Second, I’m tentatively concluding that base hits are “actually the way forward”—that is, that home-run projects become magnum opi that never get finished because they’re not perfect, or the passionate ego-drive weakens, or the idea of expressing the ultimate moral worth of one’s psyche through academic paper-writing does not lead to successful ideas. Maybe the cure to cancer doesn’t come from a flash of insight but from a more mundane process of trying this, then that, then another thing. The dissertation that gets done comes from a concrete plan, consisting of steps, which lead to a sequence of words on a page.

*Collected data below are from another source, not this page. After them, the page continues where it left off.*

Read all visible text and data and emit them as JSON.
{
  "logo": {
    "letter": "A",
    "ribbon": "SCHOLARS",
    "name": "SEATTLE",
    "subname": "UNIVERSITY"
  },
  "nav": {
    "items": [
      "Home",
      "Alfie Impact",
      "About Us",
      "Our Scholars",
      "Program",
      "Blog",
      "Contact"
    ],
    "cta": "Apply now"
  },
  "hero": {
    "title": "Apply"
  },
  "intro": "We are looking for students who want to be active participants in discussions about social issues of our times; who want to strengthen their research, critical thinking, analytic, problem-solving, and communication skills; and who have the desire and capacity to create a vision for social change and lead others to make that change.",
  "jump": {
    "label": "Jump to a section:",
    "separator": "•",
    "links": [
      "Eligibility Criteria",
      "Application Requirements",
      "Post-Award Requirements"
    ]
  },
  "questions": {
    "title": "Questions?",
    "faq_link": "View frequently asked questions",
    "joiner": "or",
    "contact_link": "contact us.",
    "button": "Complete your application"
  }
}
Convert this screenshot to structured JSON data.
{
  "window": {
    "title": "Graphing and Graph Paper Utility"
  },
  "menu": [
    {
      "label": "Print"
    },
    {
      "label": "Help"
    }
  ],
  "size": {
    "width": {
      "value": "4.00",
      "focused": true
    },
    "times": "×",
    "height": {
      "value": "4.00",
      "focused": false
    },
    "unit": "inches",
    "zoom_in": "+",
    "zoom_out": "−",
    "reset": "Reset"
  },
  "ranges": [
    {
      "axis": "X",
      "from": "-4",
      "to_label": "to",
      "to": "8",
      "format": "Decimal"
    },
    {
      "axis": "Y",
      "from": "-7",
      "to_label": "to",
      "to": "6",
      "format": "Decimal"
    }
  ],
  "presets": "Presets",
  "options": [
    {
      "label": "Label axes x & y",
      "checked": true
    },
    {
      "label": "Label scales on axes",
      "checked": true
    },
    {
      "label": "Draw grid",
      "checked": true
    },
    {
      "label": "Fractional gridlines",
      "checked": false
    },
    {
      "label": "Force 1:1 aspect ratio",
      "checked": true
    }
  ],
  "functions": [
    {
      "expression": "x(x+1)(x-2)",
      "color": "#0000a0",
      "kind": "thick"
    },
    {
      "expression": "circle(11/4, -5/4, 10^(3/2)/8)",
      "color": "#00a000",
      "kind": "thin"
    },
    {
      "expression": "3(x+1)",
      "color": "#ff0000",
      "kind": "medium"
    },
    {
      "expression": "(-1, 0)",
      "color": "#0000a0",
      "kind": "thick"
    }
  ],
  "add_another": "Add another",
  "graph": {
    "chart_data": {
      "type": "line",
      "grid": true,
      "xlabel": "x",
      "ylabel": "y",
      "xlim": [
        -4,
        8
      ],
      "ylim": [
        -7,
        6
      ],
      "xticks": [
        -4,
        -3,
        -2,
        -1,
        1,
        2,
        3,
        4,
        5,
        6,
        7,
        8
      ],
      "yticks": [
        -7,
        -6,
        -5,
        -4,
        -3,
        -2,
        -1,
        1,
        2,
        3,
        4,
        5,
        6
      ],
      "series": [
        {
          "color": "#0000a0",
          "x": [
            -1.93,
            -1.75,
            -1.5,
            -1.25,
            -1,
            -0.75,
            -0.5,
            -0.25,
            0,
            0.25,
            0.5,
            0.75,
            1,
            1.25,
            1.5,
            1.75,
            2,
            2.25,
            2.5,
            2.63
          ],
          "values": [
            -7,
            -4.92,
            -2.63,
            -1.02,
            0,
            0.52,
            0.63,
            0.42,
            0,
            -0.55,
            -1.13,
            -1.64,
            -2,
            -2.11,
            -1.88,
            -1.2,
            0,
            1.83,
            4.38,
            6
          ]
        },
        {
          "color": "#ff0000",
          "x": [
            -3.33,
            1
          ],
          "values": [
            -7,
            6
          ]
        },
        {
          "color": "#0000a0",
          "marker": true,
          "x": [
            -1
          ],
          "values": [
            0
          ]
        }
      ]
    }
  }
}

The revolution, if it happens, is more likely to come from a sequence of papers which actually get written, than from an unhatched geniusling that doesn’t get written. And let’s face it: most of us aren’t geniuses, nor would we want to be, but we’re still interested in being productive.

 

In business one can think about base hits as well. My first business was a base hit. I didn’t sell for a jillion dollars, I just gave myself and some other people jobs for a number of years and didn’t fail. Which was my goal at the outset: not to be unprofitable. My plan was to copy an idea I had seen work somewhere else, make a few tweaks, and do it.

OK, so maybe it turned out to be more of a bunt and I should go for a double next time. But at least I wasn’t trying to dream up a revolutionary mobile app that will change the world, justifying paying $250k to various programmers as justified on a massively outsized conception of the “genius” of my “idea”, and ending up with something looking suspiciously like a mashup of Foursquare, Linkedin, OKCupid, and airplane reservations.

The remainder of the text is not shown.